Después de que desde 2011, cuando se tenía una capacidad de refinación del 76 por ciento, se inició el desmantelamiento de las refinerías propiedad de Petróleos Mexicanos (Pemex), dentro de la política privatizadora de los gobiernos neoliberales, con lo que se disminuyó esa capacidad hasta llevarla a 34 por ciento, durante el primer trimestre de 2022 se logró elevar la refinación hasta un 50 por ciento, lo que coloca a la paraestatal en excelente posición para cumplir la meta de 80 por ciento dentro de este mismo sexenio.

Este aumento en las posibilidades de refinación de Pemex se debe a la modernización y reconfiguración de las seis refinerías que se encuentran en el país y no incluye lo que proporciona a la producción nacional de derivados del petróleo la recién adquirida planta en Deer Park, Texas.

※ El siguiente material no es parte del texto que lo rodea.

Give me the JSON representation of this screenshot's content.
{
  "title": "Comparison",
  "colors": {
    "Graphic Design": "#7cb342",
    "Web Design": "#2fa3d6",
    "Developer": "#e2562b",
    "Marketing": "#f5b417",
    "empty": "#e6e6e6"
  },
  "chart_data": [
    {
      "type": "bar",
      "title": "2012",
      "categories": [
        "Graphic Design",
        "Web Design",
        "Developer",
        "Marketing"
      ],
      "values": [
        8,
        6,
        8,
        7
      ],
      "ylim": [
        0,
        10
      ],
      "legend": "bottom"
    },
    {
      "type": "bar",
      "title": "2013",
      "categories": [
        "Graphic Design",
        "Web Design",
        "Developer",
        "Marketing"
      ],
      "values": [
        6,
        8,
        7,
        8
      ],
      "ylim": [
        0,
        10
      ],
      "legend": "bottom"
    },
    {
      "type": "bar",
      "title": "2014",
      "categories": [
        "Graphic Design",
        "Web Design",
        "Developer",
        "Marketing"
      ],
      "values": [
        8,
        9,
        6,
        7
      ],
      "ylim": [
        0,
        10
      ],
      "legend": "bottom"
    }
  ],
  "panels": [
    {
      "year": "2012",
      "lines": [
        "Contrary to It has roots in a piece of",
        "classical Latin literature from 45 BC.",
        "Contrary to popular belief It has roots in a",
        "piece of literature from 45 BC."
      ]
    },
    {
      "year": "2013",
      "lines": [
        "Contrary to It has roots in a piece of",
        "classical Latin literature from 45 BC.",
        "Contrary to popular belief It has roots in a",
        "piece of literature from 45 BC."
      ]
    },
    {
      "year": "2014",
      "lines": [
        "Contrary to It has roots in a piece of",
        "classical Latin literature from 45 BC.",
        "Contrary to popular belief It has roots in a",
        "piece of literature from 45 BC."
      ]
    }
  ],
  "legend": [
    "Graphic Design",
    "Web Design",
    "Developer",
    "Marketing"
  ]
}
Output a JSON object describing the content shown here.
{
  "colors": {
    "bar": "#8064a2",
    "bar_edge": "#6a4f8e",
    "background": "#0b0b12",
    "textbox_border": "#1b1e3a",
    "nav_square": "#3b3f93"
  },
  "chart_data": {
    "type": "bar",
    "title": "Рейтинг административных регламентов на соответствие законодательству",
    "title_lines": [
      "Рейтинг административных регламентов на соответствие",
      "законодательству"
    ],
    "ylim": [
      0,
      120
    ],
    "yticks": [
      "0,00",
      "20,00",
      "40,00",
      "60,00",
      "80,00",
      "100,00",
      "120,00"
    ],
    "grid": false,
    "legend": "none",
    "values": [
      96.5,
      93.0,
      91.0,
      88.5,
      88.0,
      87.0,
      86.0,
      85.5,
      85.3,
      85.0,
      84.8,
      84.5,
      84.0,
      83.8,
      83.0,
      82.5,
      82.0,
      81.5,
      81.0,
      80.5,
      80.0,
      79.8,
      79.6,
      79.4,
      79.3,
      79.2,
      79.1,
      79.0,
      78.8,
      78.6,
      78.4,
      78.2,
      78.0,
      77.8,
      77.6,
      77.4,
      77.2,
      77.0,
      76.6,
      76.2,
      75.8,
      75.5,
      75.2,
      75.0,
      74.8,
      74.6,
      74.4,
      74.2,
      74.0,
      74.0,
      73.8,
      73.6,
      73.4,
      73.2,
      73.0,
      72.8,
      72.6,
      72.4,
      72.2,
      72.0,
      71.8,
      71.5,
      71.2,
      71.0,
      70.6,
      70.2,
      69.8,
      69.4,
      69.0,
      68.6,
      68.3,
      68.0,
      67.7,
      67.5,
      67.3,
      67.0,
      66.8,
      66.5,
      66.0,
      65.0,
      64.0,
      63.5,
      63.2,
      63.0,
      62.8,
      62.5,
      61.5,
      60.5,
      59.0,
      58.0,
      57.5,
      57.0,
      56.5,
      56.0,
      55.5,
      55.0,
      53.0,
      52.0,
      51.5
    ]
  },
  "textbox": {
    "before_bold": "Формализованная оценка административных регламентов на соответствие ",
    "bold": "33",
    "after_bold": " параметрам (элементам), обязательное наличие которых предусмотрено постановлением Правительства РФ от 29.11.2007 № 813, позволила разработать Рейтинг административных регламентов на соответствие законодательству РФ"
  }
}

El deterioro con que fueron recibidas las instalaciones es mayúsculo, pues las anteriores administraciones pretendían desmantelar por completo la capacidad productiva de Pemex, por lo cual se han requerido y se seguirán precisando mayores inversiones que permitan alcanzar la meta de soberanía energética, establecida por el Presidente Andrés Manuel López Obrador.

Así, durante el primer trimestre de 2022 se elaboraron839 mil barriles diarios (Mbd) de petrolíferos en las seis refinerías que integran el Sistema Nacional de Refinerías, de los cuales 273 mil barriles diarios fueron de los distintos tipos de gasolinas.